Antarctic Lakes Preserve Dissolved Remnants Of Black Carbon From Ancient Forest Fires
The researchers have discovered that the ice-covered lakes in Antarctica's McMurdo Dry Valley uphold the thawed fragments of black carbon from ancient wildfires.
The study was published in the American Geophysical Union journal Geophysical Research Letters on June 8, 2016. The study was led by Alia Khan, a lead author of the study and a graduate researcher at the Institute of Arctic and Alpine Research (INSTAAR) at the University of Colorado Boulder and Diane McKnight, the co-author of the study and a professor of Civil, Environmental and Architectural Engineering at CU-Boulder. It was also co-authored by Yan Ding and Rudolf Jaffe of Florida International University.
Khan explained that they go through the long-term history of those lakes and that there are no local forest fires burning in the neighboring areas. With this, they can be more certain that those woody signatures have come over from Africa, South America or Australia, for instance. She further explained that overall, there have been relatively limited direct measurements of dissolved black carbon in the cryosphere due to the problems of sample collection from these remote environments.

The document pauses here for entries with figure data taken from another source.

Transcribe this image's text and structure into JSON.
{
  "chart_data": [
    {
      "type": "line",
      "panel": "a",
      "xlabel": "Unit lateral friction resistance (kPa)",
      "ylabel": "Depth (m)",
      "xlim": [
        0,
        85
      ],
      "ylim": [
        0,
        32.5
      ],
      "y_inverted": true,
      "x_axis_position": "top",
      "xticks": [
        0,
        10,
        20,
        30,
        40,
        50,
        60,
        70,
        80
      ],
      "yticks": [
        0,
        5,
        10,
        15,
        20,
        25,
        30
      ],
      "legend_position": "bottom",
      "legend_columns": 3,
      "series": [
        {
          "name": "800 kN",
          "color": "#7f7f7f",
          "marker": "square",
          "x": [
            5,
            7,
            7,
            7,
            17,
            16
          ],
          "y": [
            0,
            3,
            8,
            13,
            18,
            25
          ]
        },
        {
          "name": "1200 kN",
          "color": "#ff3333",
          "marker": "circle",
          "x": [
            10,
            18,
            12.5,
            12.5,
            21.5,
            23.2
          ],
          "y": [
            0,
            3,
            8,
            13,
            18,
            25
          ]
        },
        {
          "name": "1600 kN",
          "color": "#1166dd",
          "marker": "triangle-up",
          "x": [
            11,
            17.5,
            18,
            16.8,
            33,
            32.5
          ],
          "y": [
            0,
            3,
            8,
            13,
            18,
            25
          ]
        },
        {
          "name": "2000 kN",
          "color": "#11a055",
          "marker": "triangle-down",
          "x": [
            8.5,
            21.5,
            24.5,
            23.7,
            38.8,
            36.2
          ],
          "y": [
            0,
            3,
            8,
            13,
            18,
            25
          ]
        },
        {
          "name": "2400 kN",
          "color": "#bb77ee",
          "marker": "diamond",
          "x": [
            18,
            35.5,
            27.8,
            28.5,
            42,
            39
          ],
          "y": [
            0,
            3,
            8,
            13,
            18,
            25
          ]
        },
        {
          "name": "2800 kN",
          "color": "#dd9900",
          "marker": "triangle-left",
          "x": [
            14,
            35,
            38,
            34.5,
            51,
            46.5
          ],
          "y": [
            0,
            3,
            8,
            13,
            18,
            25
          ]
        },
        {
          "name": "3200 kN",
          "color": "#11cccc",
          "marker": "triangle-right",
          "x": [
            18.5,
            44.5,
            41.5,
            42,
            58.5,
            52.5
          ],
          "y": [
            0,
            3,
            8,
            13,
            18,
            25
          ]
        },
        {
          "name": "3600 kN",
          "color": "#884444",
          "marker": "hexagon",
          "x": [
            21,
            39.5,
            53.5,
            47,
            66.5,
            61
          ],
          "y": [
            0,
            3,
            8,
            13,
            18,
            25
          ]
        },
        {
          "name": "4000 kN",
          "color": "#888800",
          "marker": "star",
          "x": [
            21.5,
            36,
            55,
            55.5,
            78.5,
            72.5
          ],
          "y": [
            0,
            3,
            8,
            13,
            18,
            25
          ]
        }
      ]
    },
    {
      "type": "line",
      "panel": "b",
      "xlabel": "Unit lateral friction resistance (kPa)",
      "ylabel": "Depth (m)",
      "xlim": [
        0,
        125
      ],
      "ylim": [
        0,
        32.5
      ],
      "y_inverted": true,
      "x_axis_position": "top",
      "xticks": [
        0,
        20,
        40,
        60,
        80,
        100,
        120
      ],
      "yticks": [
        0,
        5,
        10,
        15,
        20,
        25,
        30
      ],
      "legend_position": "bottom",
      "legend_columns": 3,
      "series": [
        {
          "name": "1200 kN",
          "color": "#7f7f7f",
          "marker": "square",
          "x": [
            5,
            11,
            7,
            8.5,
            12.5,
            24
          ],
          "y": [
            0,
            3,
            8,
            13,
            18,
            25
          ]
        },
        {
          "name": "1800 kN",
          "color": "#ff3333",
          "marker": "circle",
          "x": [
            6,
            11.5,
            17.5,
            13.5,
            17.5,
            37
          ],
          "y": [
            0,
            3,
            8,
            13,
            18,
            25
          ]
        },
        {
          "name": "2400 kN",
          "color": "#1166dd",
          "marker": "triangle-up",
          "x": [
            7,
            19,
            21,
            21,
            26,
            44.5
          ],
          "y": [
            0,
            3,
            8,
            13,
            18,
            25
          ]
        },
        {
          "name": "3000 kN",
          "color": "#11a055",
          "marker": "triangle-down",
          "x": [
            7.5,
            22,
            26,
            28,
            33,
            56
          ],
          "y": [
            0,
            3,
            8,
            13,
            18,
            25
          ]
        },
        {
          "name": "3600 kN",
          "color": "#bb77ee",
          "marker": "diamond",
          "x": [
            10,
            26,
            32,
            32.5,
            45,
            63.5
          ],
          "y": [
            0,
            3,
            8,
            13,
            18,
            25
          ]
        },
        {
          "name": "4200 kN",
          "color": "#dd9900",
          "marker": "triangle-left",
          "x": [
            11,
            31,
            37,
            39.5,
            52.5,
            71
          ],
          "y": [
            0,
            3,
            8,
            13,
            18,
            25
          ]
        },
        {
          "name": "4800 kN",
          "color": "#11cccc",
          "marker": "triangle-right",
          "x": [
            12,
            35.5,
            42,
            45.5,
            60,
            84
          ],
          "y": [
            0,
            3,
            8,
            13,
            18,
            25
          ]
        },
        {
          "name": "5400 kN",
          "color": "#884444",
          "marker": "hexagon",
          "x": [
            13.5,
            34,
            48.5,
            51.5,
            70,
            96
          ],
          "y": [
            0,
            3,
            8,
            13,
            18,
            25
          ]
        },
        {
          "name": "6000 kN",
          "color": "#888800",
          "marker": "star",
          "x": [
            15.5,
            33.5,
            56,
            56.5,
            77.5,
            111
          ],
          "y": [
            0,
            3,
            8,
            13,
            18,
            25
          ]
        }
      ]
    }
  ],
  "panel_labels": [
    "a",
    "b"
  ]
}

She added that these are the first they know of from freshwater lakes in Antarctica, according to the American Geophysical Union.
In the study, it reveals that the dissolved black carbon can stay in freshwater and saline surface waters for thousands of years, while conserving the chemical signature of the original source materials. The prehistoric seawaters of the lake bottom waters have preserved the dissolved black carbon with a woody chemical signature. In contrast, the waters are supplemented in black carbon from fossil fuel combustion. The enrichment in anthropogenic black carbon just exists recently based on the samples collected. The distinctions in the chemical composition of dissolved black carbon among the lakes are possible due to biogeochemical processing that includes the sorption on metal oxides and the photochemical degradation.
This study may release information and conclusion on how the black carbon signatures have moved over time and how the dissolved black carbon is carried to the world's oceans and lakes.